If the City of LA is financing seven or eight deals a year, how in three to five years are 15 owner-operators going to come to the city looking for funding to convert these hotels into permanent supportive housing? It's not realistic. I wish the city had taken the 15 properties and said they were going to phase the conversion of three properties the first year, three properties the second year, and then dedicate resources towards their conversion. Instead, we got the regulatory agreements that we all agreed upon, which were to operate as interim housing.

LA Family Housing began doing some financial modeling on what it would take to convert these buildings solely with private equity and avoid what has become a challenging puzzle of piecing together multiple public sources of financing. What we have found is that we are saving up to $4 million on each deal and two years of time by avoiding public dollars. I have found some very generous philanthropists who want to invest in this model. Unfortunately, not all city council members have approved an early conversion of Project Homekey sites into permanent supportive housing. I'm hoping that in time they will.

Before closing, what should voters of LA be listening for as candidates for local leadership propose their homelessness agenda?

I'm listening for candidates that have an understanding of what the city's role is compared to the county’s role because I think that has become a little bit blurred.

The county is responsible for all the health and human service dollars and that includes resources for street outreach, resources to provide 24/7 wraparound services, mental health care, and physical health care, whether it's in interim housing or in permanent supportive housing.

The city is responsible for land-use policies and capital to build new housing. Those are two really different roles, but neither can operate in a silo. What I listen for in our candidates is someone with an appreciation of the distinct roles, a smart team that understands the nuances of the regulations, whether it's land use or capital or service dollars, and then a collaborative spirit. Let's work together to identify what have been the barriers to increasing the pace and reducing the costs in addressing homelessness and producing more housing.

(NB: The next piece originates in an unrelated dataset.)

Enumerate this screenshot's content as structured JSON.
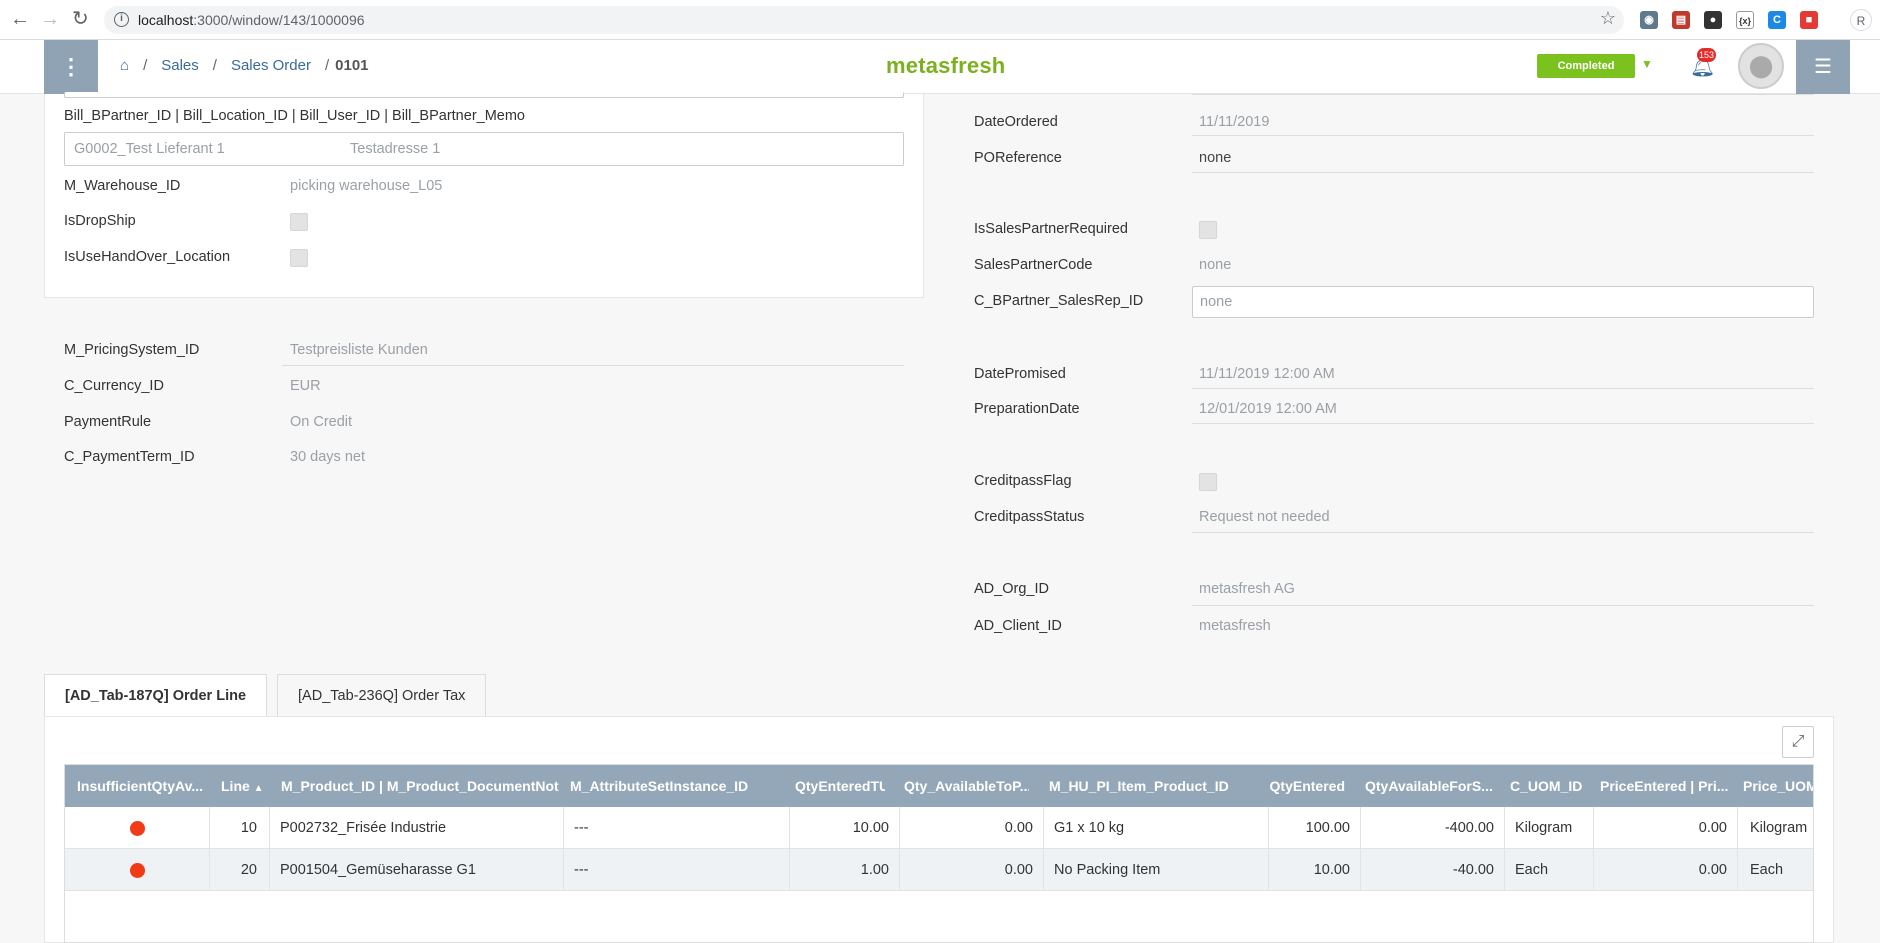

Lastly, what do you listen for, and what, if you are willing to share, just sounds like hogwash to you?

I would prefer to hear real strategies and realistic benchmarks rather than grandstanding that throws out numbers like, “We're going to do X by Y date.” Define X and set reasonable benchmarks. We cannot as a city continue to focus on interim housing. We have put so much emphasis on that.

I would call in a candidate who continues to only focus on interim housing because that is not a solution. That just means you are reducing the unsheltered homeless population, but you're not reducing homelessness. People are still homeless if they're living in a shelter.

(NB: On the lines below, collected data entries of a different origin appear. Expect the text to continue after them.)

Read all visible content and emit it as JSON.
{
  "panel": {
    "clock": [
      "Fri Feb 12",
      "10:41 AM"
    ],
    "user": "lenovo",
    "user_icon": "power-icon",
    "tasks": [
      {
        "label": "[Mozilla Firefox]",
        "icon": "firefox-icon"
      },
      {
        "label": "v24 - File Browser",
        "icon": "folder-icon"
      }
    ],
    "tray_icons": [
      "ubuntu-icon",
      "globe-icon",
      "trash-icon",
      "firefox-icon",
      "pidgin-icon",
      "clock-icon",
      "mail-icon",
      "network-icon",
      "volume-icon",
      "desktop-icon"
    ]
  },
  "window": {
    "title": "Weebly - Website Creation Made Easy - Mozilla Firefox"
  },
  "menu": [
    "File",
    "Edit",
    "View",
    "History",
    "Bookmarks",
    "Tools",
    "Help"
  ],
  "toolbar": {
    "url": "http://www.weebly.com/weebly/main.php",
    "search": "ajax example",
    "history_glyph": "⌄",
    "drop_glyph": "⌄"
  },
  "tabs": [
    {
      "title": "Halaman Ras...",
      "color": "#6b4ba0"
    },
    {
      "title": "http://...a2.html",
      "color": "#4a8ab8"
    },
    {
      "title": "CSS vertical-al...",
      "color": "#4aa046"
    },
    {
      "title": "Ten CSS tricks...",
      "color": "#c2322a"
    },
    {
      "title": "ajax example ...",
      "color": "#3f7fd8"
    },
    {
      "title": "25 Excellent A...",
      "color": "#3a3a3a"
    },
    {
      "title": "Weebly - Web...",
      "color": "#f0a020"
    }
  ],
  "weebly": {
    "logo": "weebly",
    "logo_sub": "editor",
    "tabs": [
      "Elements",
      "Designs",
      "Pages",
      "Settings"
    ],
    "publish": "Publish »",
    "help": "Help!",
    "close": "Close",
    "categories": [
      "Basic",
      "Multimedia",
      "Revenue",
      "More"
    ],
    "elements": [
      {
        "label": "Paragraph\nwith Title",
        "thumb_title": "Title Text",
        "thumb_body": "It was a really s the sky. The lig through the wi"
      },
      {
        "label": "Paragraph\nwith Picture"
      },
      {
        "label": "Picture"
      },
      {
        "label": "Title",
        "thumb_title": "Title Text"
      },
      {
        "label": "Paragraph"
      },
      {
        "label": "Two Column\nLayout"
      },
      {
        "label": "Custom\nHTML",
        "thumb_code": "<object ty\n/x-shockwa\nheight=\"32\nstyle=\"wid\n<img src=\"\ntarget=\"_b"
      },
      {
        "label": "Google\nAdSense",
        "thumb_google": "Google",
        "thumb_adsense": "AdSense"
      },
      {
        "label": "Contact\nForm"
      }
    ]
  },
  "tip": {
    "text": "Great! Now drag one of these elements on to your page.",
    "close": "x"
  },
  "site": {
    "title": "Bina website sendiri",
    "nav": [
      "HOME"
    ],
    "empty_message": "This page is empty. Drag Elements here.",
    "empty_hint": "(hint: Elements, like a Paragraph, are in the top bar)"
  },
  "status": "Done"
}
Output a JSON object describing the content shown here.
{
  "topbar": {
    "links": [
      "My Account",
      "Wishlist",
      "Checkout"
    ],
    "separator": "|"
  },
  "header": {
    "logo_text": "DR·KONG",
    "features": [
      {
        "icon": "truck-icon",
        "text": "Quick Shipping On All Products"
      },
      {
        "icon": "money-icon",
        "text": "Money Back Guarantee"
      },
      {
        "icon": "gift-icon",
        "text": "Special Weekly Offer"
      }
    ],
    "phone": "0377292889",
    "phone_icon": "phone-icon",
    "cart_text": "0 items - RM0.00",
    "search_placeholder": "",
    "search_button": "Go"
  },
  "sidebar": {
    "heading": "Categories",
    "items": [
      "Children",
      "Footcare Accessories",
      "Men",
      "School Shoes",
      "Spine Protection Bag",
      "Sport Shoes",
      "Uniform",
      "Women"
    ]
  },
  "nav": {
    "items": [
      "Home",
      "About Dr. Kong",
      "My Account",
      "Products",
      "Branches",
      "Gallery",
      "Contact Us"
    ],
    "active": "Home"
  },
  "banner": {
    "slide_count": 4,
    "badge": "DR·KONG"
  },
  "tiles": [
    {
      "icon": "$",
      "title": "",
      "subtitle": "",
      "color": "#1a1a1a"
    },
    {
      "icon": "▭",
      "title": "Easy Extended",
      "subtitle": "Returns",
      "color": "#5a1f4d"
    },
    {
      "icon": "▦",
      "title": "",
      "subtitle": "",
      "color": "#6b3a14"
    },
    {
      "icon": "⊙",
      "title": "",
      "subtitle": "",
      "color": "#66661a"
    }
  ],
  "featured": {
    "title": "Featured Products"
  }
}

COVID was this enormous opportunity because there were resources that came to LA that we've never had before. Under Project Home Key, we mobilized fast during a pandemic to open up thousands of beds in these master lease motels. Where we may have failed was giving the general public a sense that by moving people inside, we ended homelessness. As soon as those leases ended, if we didn't have new permanent solutions for our participants, our system failed those folks.

Equally, I'd be cautious of saying that we should only produce permanent supportive housing. I would love a candidate to step up and really present a viable unit-acquisition strategy in the City of LA. We need a public entity that can master-lease existing vacant units so we can plug and go a lot faster.

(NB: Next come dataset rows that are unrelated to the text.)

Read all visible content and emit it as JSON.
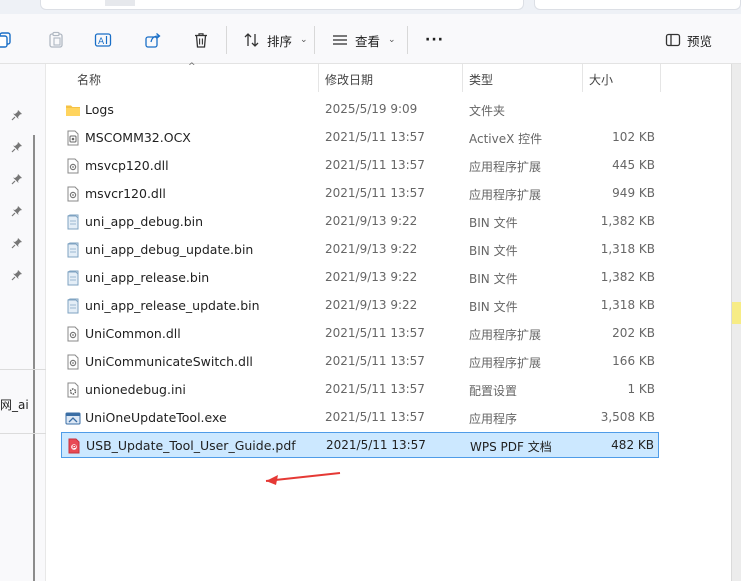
{
  "toolbar": {
    "sort_label": "排序",
    "view_label": "查看",
    "more_label": "···",
    "preview_label": "预览"
  },
  "nav": {
    "clipped_item": "网_ai"
  },
  "columns": {
    "name": "名称",
    "modified": "修改日期",
    "type": "类型",
    "size": "大小"
  },
  "files": [
    {
      "name": "Logs",
      "modified": "2025/5/19 9:09",
      "type": "文件夹",
      "size": "",
      "icon": "folder-icon"
    },
    {
      "name": "MSCOMM32.OCX",
      "modified": "2021/5/11 13:57",
      "type": "ActiveX 控件",
      "size": "102 KB",
      "icon": "ocx-file-icon"
    },
    {
      "name": "msvcp120.dll",
      "modified": "2021/5/11 13:57",
      "type": "应用程序扩展",
      "size": "445 KB",
      "icon": "dll-file-icon"
    },
    {
      "name": "msvcr120.dll",
      "modified": "2021/5/11 13:57",
      "type": "应用程序扩展",
      "size": "949 KB",
      "icon": "dll-file-icon"
    },
    {
      "name": "uni_app_debug.bin",
      "modified": "2021/9/13 9:22",
      "type": "BIN 文件",
      "size": "1,382 KB",
      "icon": "bin-file-icon"
    },
    {
      "name": "uni_app_debug_update.bin",
      "modified": "2021/9/13 9:22",
      "type": "BIN 文件",
      "size": "1,318 KB",
      "icon": "bin-file-icon"
    },
    {
      "name": "uni_app_release.bin",
      "modified": "2021/9/13 9:22",
      "type": "BIN 文件",
      "size": "1,382 KB",
      "icon": "bin-file-icon"
    },
    {
      "name": "uni_app_release_update.bin",
      "modified": "2021/9/13 9:22",
      "type": "BIN 文件",
      "size": "1,318 KB",
      "icon": "bin-file-icon"
    },
    {
      "name": "UniCommon.dll",
      "modified": "2021/5/11 13:57",
      "type": "应用程序扩展",
      "size": "202 KB",
      "icon": "dll-file-icon"
    },
    {
      "name": "UniCommunicateSwitch.dll",
      "modified": "2021/5/11 13:57",
      "type": "应用程序扩展",
      "size": "166 KB",
      "icon": "dll-file-icon"
    },
    {
      "name": "unionedebug.ini",
      "modified": "2021/5/11 13:57",
      "type": "配置设置",
      "size": "1 KB",
      "icon": "ini-file-icon"
    },
    {
      "name": "UniOneUpdateTool.exe",
      "modified": "2021/5/11 13:57",
      "type": "应用程序",
      "size": "3,508 KB",
      "icon": "exe-file-icon"
    },
    {
      "name": "USB_Update_Tool_User_Guide.pdf",
      "modified": "2021/5/11 13:57",
      "type": "WPS PDF 文档",
      "size": "482 KB",
      "icon": "pdf-file-icon",
      "selected": true
    }
  ],
  "colors": {
    "selection_bg": "#cce8ff",
    "selection_border": "#4f9ce8",
    "annotation_arrow": "#e53935",
    "folder": "#f5c244"
  }
}
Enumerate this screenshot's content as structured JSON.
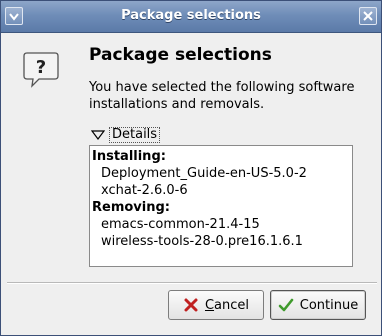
{
  "window": {
    "title": "Package selections",
    "menu_button": "window-menu",
    "close_button": "close"
  },
  "dialog": {
    "icon": "question-icon",
    "heading": "Package selections",
    "message": "You have selected the following software installations and removals.",
    "details_label": "Details",
    "details_expanded": true,
    "details": {
      "installing_label": "Installing:",
      "installing": [
        "Deployment_Guide-en-US-5.0-2",
        "xchat-2.6.0-6"
      ],
      "removing_label": "Removing:",
      "removing": [
        "emacs-common-21.4-15",
        "wireless-tools-28-0.pre16.1.6.1"
      ]
    }
  },
  "buttons": {
    "cancel_label": "Cancel",
    "cancel_mnemonic": "C",
    "cancel_rest": "ancel",
    "continue_label": "Continue"
  },
  "colors": {
    "titlebar": "#6f8db8",
    "background": "#efefef",
    "cancel_icon": "#c02020",
    "continue_icon": "#3f9a2c"
  }
}
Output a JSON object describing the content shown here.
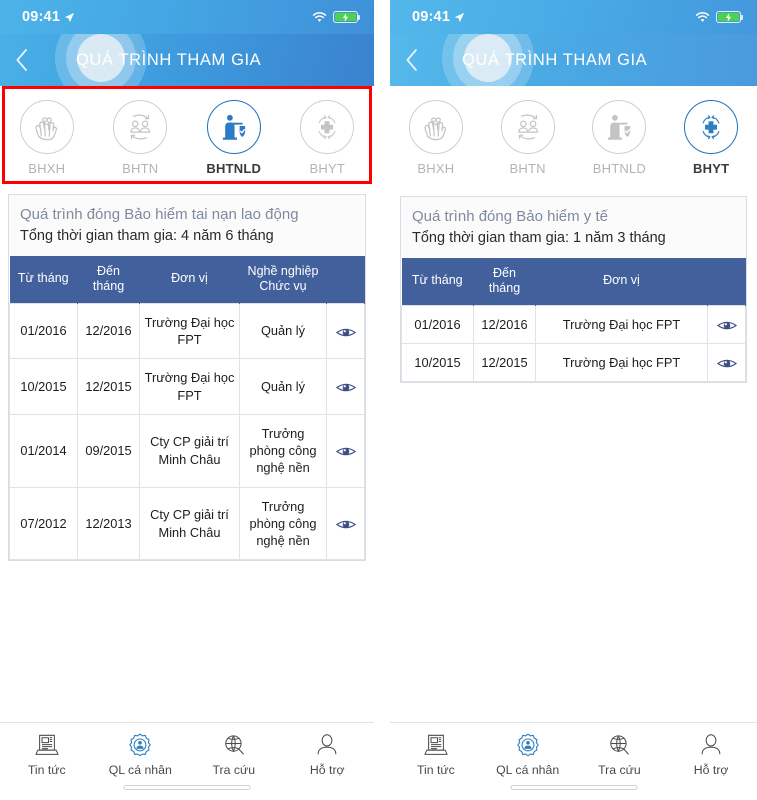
{
  "screen": {
    "status_bar": {
      "time": "09:41",
      "location_icon": "location-arrow-icon",
      "wifi_icon": "wifi-icon",
      "battery_icon": "battery-charging-icon"
    },
    "nav": {
      "back_icon": "chevron-left-icon",
      "title": "QUÁ TRÌNH THAM GIA"
    },
    "bottom_tabs": [
      {
        "label": "Tin tức",
        "icon": "news-icon"
      },
      {
        "label": "QL cá nhân",
        "icon": "personal-gear-icon"
      },
      {
        "label": "Tra cứu",
        "icon": "search-lookup-icon"
      },
      {
        "label": "Hỗ trợ",
        "icon": "support-person-icon"
      }
    ]
  },
  "left_panel": {
    "categories": [
      {
        "label": "BHXH",
        "icon": "hands-heart-icon",
        "active": false
      },
      {
        "label": "BHTN",
        "icon": "people-exchange-icon",
        "active": false
      },
      {
        "label": "BHTNLD",
        "icon": "worker-shield-icon",
        "active": true
      },
      {
        "label": "BHYT",
        "icon": "medical-cross-icon",
        "active": false
      }
    ],
    "highlight_color": "#ff0000",
    "card": {
      "title": "Quá trình đóng Bảo hiểm tai nạn lao động",
      "subtitle": "Tổng thời gian tham gia: 4 năm 6 tháng",
      "columns": [
        "Từ tháng",
        "Đến tháng",
        "Đơn vị",
        "Nghề nghiệp Chức vụ",
        ""
      ],
      "rows": [
        {
          "from": "01/2016",
          "to": "12/2016",
          "unit": "Trường Đại học FPT",
          "job": "Quản lý",
          "action_icon": "eye-icon"
        },
        {
          "from": "10/2015",
          "to": "12/2015",
          "unit": "Trường Đại học FPT",
          "job": "Quản lý",
          "action_icon": "eye-icon"
        },
        {
          "from": "01/2014",
          "to": "09/2015",
          "unit": "Cty CP giải trí Minh Châu",
          "job": "Trưởng phòng công nghệ nền",
          "action_icon": "eye-icon"
        },
        {
          "from": "07/2012",
          "to": "12/2013",
          "unit": "Cty CP giải trí Minh Châu",
          "job": "Trưởng phòng công nghệ nền",
          "action_icon": "eye-icon"
        }
      ]
    }
  },
  "right_panel": {
    "categories": [
      {
        "label": "BHXH",
        "icon": "hands-heart-icon",
        "active": false
      },
      {
        "label": "BHTN",
        "icon": "people-exchange-icon",
        "active": false
      },
      {
        "label": "BHTNLD",
        "icon": "worker-shield-icon",
        "active": false
      },
      {
        "label": "BHYT",
        "icon": "medical-cross-icon",
        "active": true
      }
    ],
    "card": {
      "title": "Quá trình đóng Bảo hiểm y tế",
      "subtitle": "Tổng thời gian tham gia: 1 năm 3 tháng",
      "columns": [
        "Từ tháng",
        "Đến tháng",
        "Đơn vị",
        ""
      ],
      "rows": [
        {
          "from": "01/2016",
          "to": "12/2016",
          "unit": "Trường Đại học FPT",
          "action_icon": "eye-icon"
        },
        {
          "from": "10/2015",
          "to": "12/2015",
          "unit": "Trường Đại học FPT",
          "action_icon": "eye-icon"
        }
      ]
    }
  },
  "colors": {
    "header_blue": "#3f9fe0",
    "table_header_blue": "#41609c",
    "accent_blue": "#1f72bd",
    "highlight_red": "#ff0000",
    "inactive_gray": "#b4b4b4"
  }
}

That way, when my street engagement team sees someone out on the street, our team knows that we have access to a unit immediately to move that client into.. The unhoused neighbor can come inside and won’t have two weeks of processing and paperwork and seeing if they qualify and waiting for a match and then waiting for a landlord to approve them.

I want us as a system to have control over those units. I want an entity in Los Angeles to work on a unit acquisition strategy. Yes, we need to produce more housing. Yes, we need to have interim housing beds. But until we have greater control over a larger volume of existing vacant units and newly produced affordable housing, we're never going to catch up.